Besides, if fairness is a concern, there’s an easy way to achieve fairness on this issue: abolish the Selective Service for everybody. It’s as easy as that. It wouldn’t even cost a dime of taxpayer money. Simply shred the records, fire everyone who works for Selective Service, and lease out the office space to organizations that do something useful. Then, we won’t have to hear anything about “discrimination” or the alleged sexism implicit in a policy that outrageously neglects to force women to work for the government against their will.
But Isn’t This Just a Symbolic Gesture?
Some who want to expand Selective Service for egalitarian reasons are claiming that it’s all just symbolic anyway, because the draft “will never happen.”
It’s a mistake to think that the draft could never return because people supposedly would overwhelmingly oppose people being forced into combat. Even if that is the case, there is no reason at all why conscription could not be used to draft people for noncombat positions. After all, only a very small portion of the military ever sees combat. The vast majority of soldiers are involved in logistics, transportation, and desk jobs such as computer programming.
Only a small portion of military deaths occur in combat. Most deaths in the military are due to accidents.
Additionally, there is no reason that Selective Service could not be modified to be used to draft people for so-called national service positions in which conscripts would perform noncombat bureaucratic and manual labor jobs. Austria and Switzerland (which have conscription) allow this option for those morally opposed to combat.

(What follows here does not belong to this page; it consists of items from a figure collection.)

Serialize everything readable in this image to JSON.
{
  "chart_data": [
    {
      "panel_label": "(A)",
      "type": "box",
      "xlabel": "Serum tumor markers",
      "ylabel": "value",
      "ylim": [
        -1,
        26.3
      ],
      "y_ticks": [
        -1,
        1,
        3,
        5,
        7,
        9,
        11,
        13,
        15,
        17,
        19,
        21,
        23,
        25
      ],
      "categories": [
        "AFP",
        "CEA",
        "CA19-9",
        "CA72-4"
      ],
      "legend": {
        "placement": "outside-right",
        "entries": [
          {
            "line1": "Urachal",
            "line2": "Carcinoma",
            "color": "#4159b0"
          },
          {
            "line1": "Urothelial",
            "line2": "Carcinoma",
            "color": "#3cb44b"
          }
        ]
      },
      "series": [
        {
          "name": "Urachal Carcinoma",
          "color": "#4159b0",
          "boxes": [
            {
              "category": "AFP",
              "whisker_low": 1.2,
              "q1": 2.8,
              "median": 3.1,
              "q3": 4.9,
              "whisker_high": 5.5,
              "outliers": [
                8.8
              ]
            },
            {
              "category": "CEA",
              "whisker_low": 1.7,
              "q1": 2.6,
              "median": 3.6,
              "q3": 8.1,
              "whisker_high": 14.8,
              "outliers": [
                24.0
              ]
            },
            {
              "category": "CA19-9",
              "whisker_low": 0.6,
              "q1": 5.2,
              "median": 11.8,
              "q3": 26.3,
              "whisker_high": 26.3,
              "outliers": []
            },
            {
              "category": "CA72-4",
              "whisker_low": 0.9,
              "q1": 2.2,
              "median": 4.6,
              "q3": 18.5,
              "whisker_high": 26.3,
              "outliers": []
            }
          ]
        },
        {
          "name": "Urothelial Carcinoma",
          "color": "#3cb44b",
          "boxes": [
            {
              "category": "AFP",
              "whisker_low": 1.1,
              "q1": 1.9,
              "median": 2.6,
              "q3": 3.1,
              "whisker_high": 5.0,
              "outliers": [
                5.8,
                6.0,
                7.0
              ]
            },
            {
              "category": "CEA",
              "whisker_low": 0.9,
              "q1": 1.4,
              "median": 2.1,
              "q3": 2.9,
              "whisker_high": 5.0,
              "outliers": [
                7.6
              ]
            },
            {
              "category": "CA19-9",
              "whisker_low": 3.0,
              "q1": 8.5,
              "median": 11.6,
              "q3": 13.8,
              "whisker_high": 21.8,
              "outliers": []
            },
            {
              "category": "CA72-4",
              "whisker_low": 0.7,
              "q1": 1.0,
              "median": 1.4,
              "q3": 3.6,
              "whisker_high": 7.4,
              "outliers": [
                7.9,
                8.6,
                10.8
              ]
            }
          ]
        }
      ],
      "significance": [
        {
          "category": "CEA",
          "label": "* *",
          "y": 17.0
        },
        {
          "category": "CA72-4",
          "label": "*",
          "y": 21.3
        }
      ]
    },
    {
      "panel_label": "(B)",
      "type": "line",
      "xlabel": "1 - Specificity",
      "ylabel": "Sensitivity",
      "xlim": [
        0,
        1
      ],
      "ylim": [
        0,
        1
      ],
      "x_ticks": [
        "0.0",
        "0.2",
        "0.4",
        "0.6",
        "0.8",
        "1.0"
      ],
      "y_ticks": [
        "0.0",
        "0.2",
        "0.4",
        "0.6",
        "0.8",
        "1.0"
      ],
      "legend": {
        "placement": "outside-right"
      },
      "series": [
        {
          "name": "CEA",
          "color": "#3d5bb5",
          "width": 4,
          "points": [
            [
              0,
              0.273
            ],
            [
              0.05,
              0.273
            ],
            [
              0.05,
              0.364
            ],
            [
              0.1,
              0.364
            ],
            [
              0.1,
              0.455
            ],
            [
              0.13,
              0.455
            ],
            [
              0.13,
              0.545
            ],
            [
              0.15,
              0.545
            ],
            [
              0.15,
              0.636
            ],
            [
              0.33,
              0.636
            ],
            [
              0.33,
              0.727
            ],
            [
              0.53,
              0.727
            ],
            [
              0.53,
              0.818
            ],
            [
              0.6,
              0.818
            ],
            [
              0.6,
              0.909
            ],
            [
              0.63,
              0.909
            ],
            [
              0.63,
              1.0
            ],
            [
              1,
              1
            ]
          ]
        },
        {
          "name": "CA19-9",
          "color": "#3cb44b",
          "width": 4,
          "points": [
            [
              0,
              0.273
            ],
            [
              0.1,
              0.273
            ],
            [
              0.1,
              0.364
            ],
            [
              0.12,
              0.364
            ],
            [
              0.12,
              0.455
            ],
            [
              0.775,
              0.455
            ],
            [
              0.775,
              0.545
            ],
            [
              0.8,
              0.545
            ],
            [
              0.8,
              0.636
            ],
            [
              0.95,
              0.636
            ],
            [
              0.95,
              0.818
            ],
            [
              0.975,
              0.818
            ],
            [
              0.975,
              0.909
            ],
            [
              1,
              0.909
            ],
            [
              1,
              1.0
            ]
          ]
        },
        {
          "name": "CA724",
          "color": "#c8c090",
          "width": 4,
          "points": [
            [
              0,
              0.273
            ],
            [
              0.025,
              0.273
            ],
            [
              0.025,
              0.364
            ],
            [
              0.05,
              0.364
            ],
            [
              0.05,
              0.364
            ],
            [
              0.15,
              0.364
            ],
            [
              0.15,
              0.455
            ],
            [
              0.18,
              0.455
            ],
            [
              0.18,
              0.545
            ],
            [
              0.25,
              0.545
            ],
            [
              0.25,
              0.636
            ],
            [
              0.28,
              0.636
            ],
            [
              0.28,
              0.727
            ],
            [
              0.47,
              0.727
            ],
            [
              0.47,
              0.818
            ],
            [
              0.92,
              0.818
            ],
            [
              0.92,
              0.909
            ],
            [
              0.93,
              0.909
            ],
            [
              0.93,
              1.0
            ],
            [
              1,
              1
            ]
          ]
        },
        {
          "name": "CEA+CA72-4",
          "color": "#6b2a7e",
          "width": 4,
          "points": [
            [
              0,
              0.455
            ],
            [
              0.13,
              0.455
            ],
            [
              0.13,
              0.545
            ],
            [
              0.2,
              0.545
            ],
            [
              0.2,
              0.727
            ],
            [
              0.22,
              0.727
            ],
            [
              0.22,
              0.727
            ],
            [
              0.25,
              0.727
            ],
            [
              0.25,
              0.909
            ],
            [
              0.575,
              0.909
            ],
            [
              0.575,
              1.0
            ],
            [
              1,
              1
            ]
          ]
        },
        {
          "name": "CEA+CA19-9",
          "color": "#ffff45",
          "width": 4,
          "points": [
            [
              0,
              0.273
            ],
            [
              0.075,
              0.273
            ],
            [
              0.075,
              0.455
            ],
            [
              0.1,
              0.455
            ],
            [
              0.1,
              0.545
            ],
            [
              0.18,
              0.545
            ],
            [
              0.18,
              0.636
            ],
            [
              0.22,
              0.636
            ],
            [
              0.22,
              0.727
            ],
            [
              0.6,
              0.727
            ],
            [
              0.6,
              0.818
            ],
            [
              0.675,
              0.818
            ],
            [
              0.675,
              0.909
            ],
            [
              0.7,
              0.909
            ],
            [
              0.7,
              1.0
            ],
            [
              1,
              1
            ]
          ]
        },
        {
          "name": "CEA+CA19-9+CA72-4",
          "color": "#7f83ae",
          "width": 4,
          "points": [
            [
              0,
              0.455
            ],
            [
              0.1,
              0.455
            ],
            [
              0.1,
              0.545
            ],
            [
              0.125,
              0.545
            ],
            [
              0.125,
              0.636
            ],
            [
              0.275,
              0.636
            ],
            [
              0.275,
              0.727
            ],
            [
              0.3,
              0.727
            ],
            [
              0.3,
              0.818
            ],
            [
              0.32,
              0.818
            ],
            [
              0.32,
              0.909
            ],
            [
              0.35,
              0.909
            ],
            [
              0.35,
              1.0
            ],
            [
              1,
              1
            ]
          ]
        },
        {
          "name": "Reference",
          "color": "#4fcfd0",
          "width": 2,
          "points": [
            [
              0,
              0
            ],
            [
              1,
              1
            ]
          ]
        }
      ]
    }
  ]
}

And historically—such as during World War II—“service” was imposed on conscientious objectors who were forced to work on farms or perform other types of manual labor in special camps.
So no, the draft is not “hypothetical,” “symbolic,” or something that “will never happen.”
Numerous countries in Latin America, Europe, and Asia still employ conscription, and it is hardly some kind of never-used relic from the distant past.
Military service is one thing, the editors at National Review once wrote, but forcing women into it is “barbarism,” they admit. They’re half right. It is indeed barbarism to force women to fight wars for the state. But the same is also true of conscription for men.